A cláusula relacionada ao aumento da mensalidade em função da implementação dos 60 anos de idade passou a gerar efeitos concretos quando o direito brasileiro, agora de forma explícita, não mais contemplava a validade dessa espécie de ajuste.
Sobre o assunto, importante ressaltar que o Superior Tribunal de Justiça (STJ) já se manifestou pela aplicação imediata do Estatuto do Idoso aos contratos de plano de saúde celebrados anteriormente à sua vigência, no julgamento do REsp. nº 989380/RN.

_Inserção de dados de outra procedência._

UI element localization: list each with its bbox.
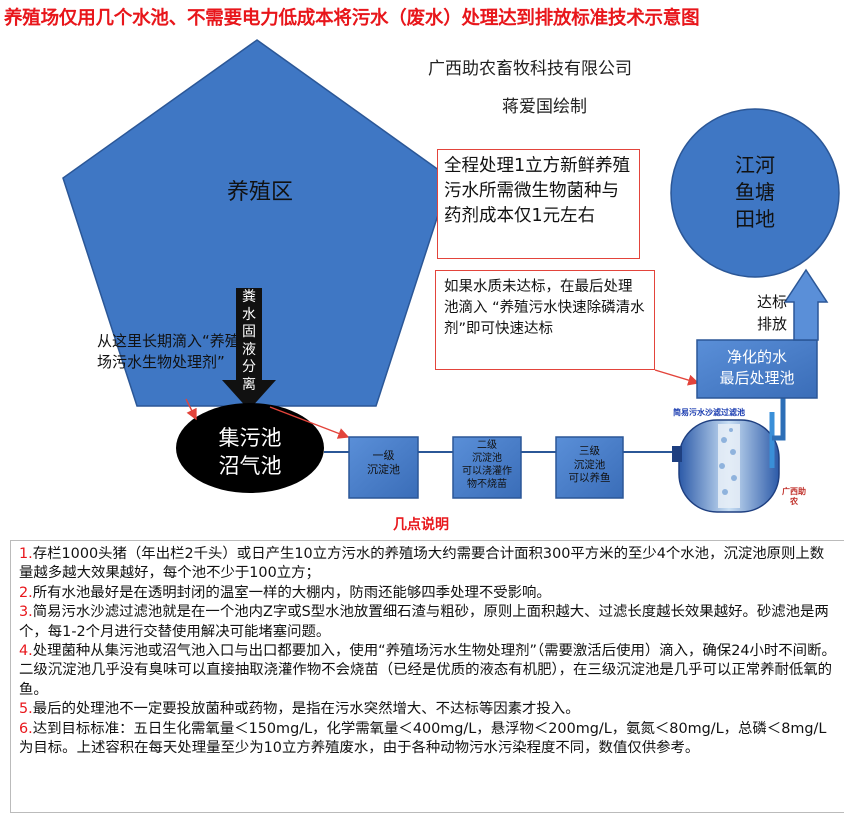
sand-filter-icon [672,394,786,513]
tank-1-label: 一级 沉淀池 [367,449,400,476]
note-item: 4.处理菌种从集污池或沼气池入口与出口都要加入，使用“养殖场污水生物处理剂”（需… [19,643,836,698]
note-item: 6.达到目标标准：五日生化需氧量＜150mg/L，化学需氧量＜400mg/L，悬… [19,720,827,757]
discharge-arrow [783,268,829,341]
farm-area-label: 养殖区 [226,180,293,205]
separation-label: 粪水固液分离 [242,289,256,393]
destination-circle [670,108,840,278]
collection-pool-label: 集污池 沼气池 [218,426,282,478]
discharge-label: 达标排放 [756,293,787,333]
note-item: 2.所有水池最好是在透明封闭的温室一样的大棚内，防雨还能够四季处理不受影响。 [19,584,551,601]
process-diagram [62,39,840,513]
note-item: 3.简易污水沙滤过滤池就是在一个池内Z字或S型水池放置细石渣与粗砂，原则上面积越… [19,604,829,640]
tank-2 [452,436,522,499]
note-item: 5.最后的处理池不一定要投放菌种或药物，是指在污水突然增大、不达标等因素才投入。 [19,701,580,718]
tank-3-label: 三级 沉淀池 可以养鱼 [568,445,611,484]
final-pool-label: 净化的水 最后处理池 [719,348,795,387]
notes-title: 几点说明 [393,517,449,533]
sand-filter-label: 简易污水沙滤过滤池 [673,408,745,417]
cost-note: 全程处理1立方新鲜养殖污水所需微生物菌种与药剂成本仅1元左右 [437,149,640,259]
page-title: 养殖场仅用几个水池、不需要电力低成本将污水（废水）处理达到排放标准技术示意图 [4,8,700,29]
destination-label: 江河 鱼塘 田地 [735,153,775,231]
tip-note: 如果水质未达标，在最后处理池滴入 “养殖污水快速除磷清水剂”即可快速达标 [435,270,655,370]
company-name: 广西助农畜牧科技有限公司 [428,59,632,79]
tank-1 [348,436,419,499]
drip-note: 从这里长期滴入“养殖场污水生物处理剂” [97,332,240,371]
tank-3 [555,436,624,499]
separation-arrow [222,288,276,410]
final-pool [696,339,818,399]
collection-pool-ellipse [176,403,324,493]
tank-2-label: 二级 沉淀池 可以浇灌作 物不烧苗 [462,440,512,490]
notes-list: 1.存栏1000头猪（年出栏2千头）或日产生10立方污水的养殖场大约需要合计面积… [10,540,844,813]
note-item: 1.存栏1000头猪（年出栏2千头）或日产生10立方污水的养殖场大约需要合计面积… [19,546,825,582]
brand-label: 广西助农 [782,487,806,506]
author-credit: 蒋爱国绘制 [502,97,587,117]
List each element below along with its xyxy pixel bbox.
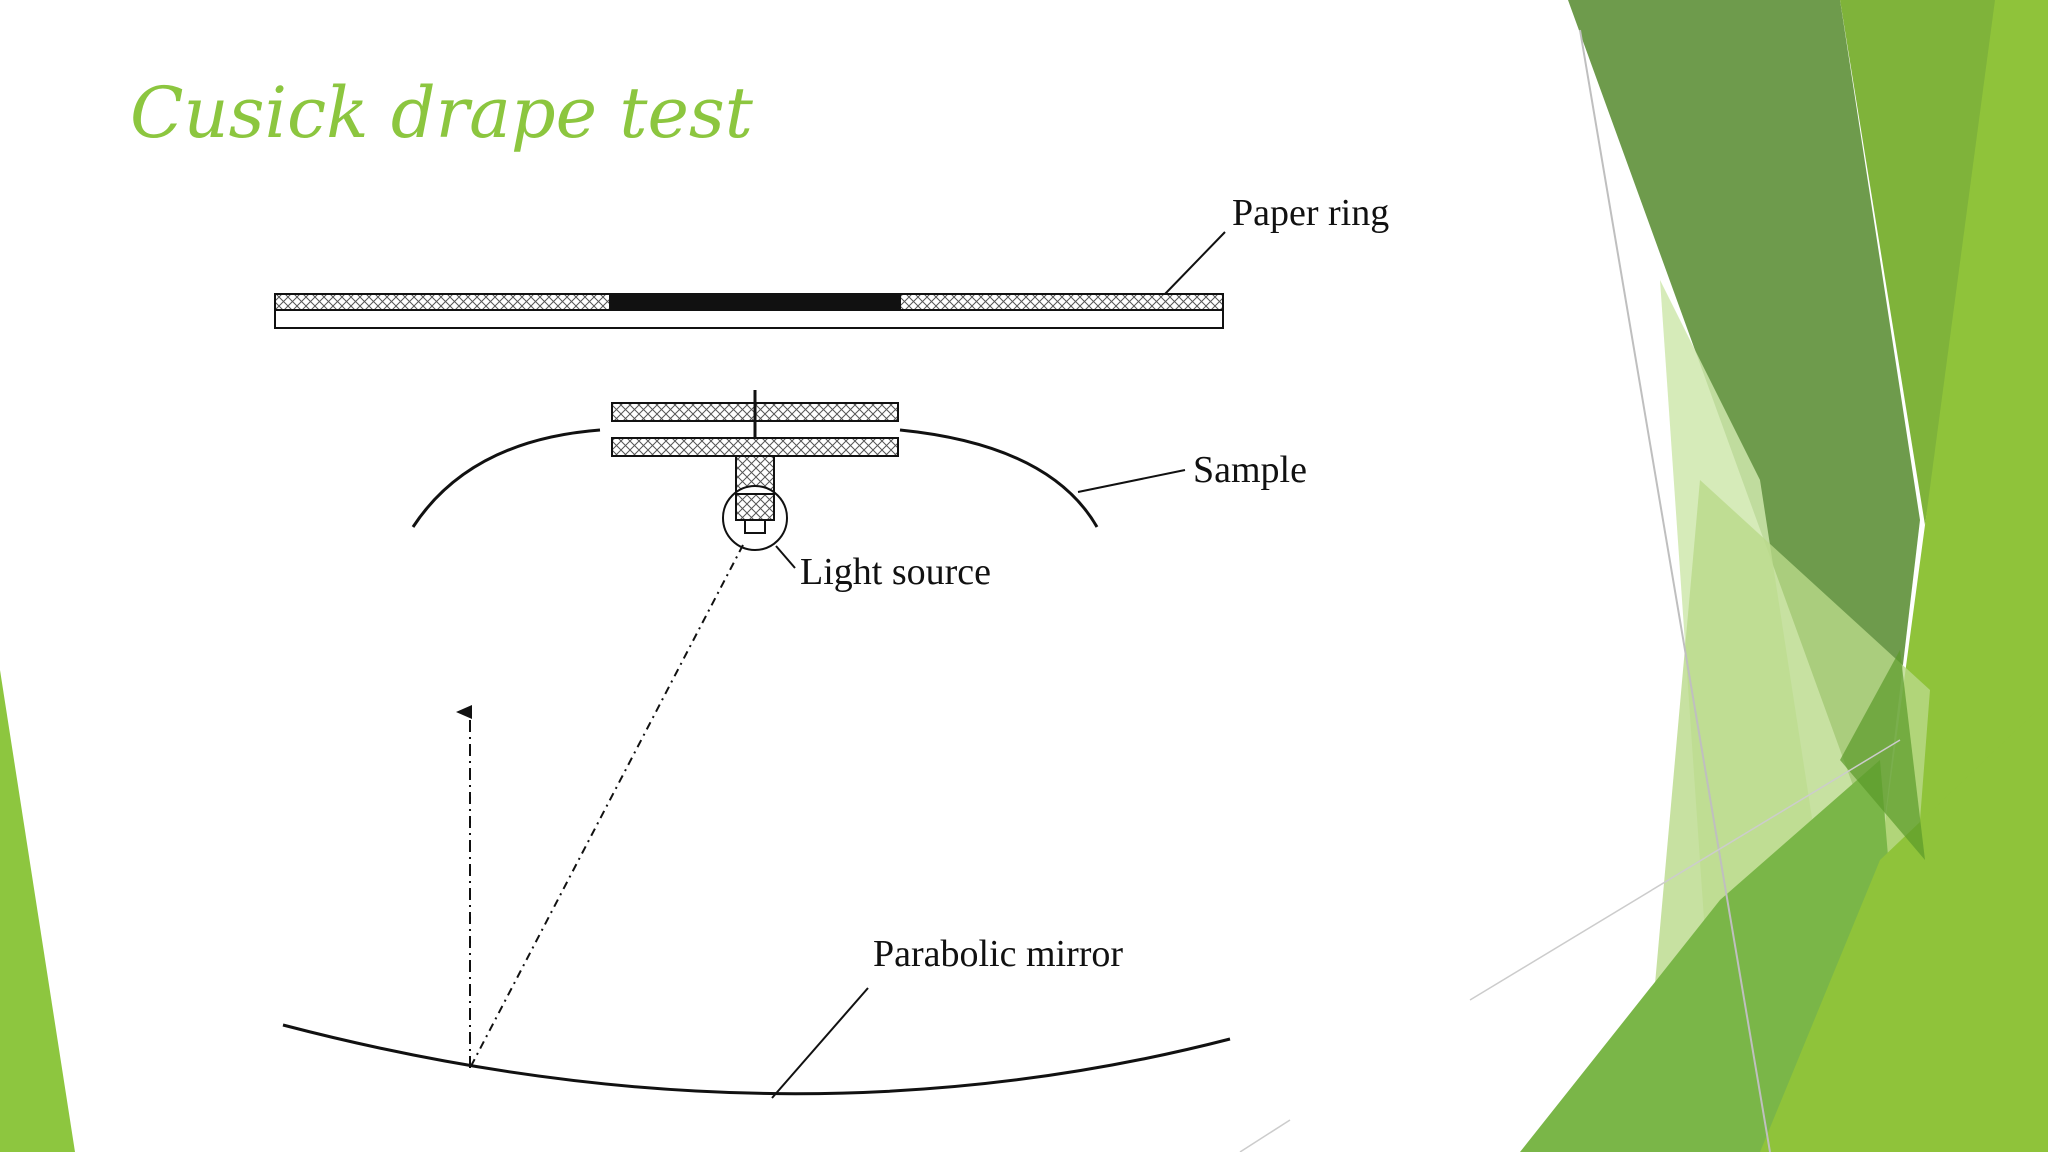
slide-title: Cusick drape test [130, 72, 753, 154]
holder-bottom-disc [611, 437, 899, 457]
paper-ring-label: Paper ring [1232, 192, 1389, 234]
paper-ring-hatched-right [899, 293, 1224, 311]
right-shard-green-2 [1760, 700, 2048, 1152]
sample-label: Sample [1193, 449, 1307, 491]
paper-ring [274, 293, 1224, 329]
sample-leader-line [1077, 469, 1186, 493]
paper-ring-black-center [609, 293, 901, 311]
light-source-leader-line [775, 545, 796, 569]
decor-line-2 [1469, 739, 1901, 1001]
decor-line-3 [1239, 1119, 1291, 1152]
bulb-base [735, 493, 775, 521]
parabolic-mirror-leader-line [771, 987, 869, 1099]
parabolic-mirror-label: Parabolic mirror [873, 933, 1123, 975]
left-green-shard [0, 670, 75, 1152]
right-shard-mid [1840, 0, 2005, 525]
paper-ring-leader-line [1164, 231, 1226, 295]
parabolic-mirror-curve [282, 1023, 1231, 1096]
light-source-bulb [722, 485, 788, 551]
paper-ring-hatched-left [274, 293, 611, 311]
sample-holder [611, 390, 899, 497]
bulb-filament [744, 520, 766, 534]
right-shard-darkline [1840, 650, 1925, 860]
incident-light-ray [469, 544, 744, 1069]
light-source-label: Light source [800, 551, 991, 593]
sample-drape-curve [411, 428, 1099, 528]
glass-plate [274, 309, 1224, 329]
decor-line-1 [1579, 29, 1771, 1152]
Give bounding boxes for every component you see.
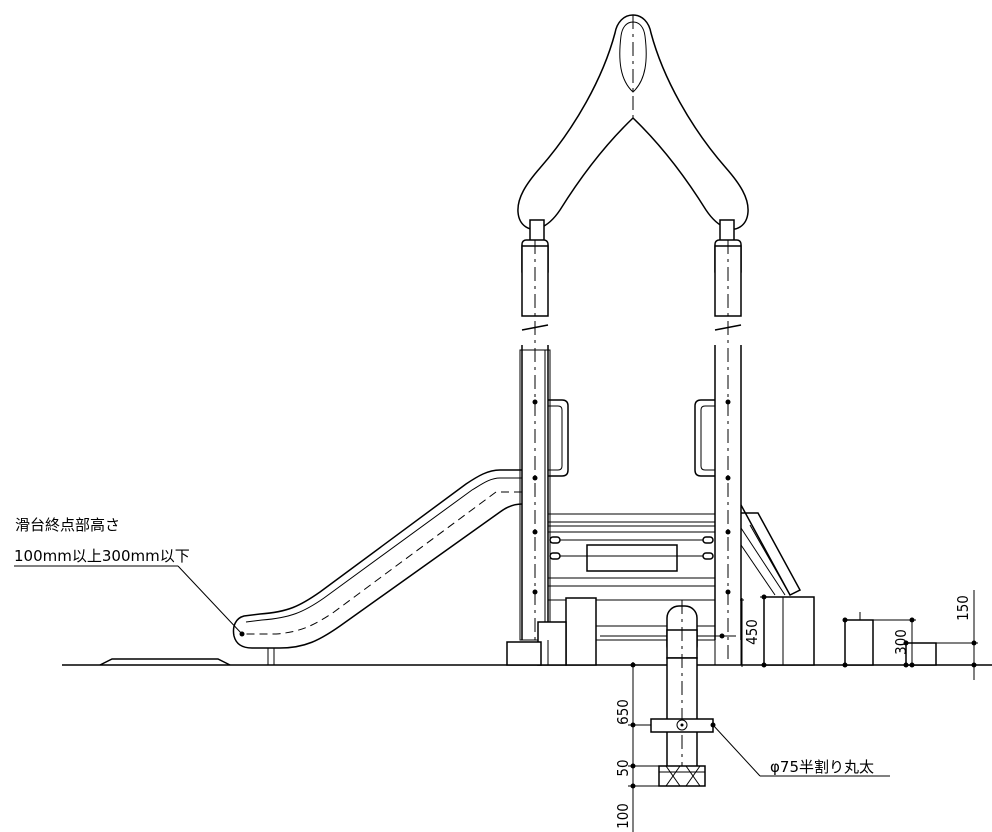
log-leader <box>712 724 890 777</box>
dim-bench-low: 150 <box>954 595 972 621</box>
roof-canopy <box>517 14 749 243</box>
dim-footing: 100 <box>614 803 632 829</box>
dim-bench-lines <box>873 590 978 680</box>
slide <box>232 469 523 666</box>
dim-step-height: 450 <box>743 619 761 645</box>
front-post <box>600 600 736 787</box>
slide-end-spec: 100mm以上300mm以下 <box>14 547 190 565</box>
dim-bench-high: 300 <box>892 629 910 655</box>
dim-post-depth: 650 <box>614 699 632 725</box>
right-stair <box>740 504 802 596</box>
dim-base-gap: 50 <box>614 759 632 776</box>
left-post <box>521 239 549 660</box>
left-handle <box>548 399 569 477</box>
deck-platform <box>506 513 742 666</box>
log-spec-label: φ75半割り丸太 <box>770 758 874 776</box>
benches <box>761 594 937 668</box>
bolt-dots <box>532 399 731 595</box>
slide-leader <box>14 565 243 635</box>
right-handle <box>694 399 715 477</box>
right-post <box>714 239 742 660</box>
ground-mat <box>99 658 231 666</box>
dim-step-lines <box>740 596 764 667</box>
dim-post-lines <box>628 662 705 832</box>
slide-end-title: 滑台終点部高さ <box>15 516 120 534</box>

Em trecho do seu voto, a ministra relatora Nancy Andrigh, consignou que “o interesse social que subjaz do Estatuto do Idoso exige sua incidência aos contratos de trato sucessivo, assim considerados os planos de saúde, ainda que firmados anteriormente à vigência do Estatuto Protetivo (...) Veda-se a discriminação do idoso em razão da idade, nos termos do artigo 15, § 3º, do Estatuto do Idoso, o que impede especificamente o reajuste das mensalidades dos planos de saúde que se derem por mudança de faixa etária (...)”.
Assim, pode-se afirmar que a majoração de cobrança de mensalidades dos planos de saúde em razão da mudança de faixa etária está em flagrante desacordo com o Estatuto do Idoso, a Constituição Federal e o Código de Defesa do Consumidor.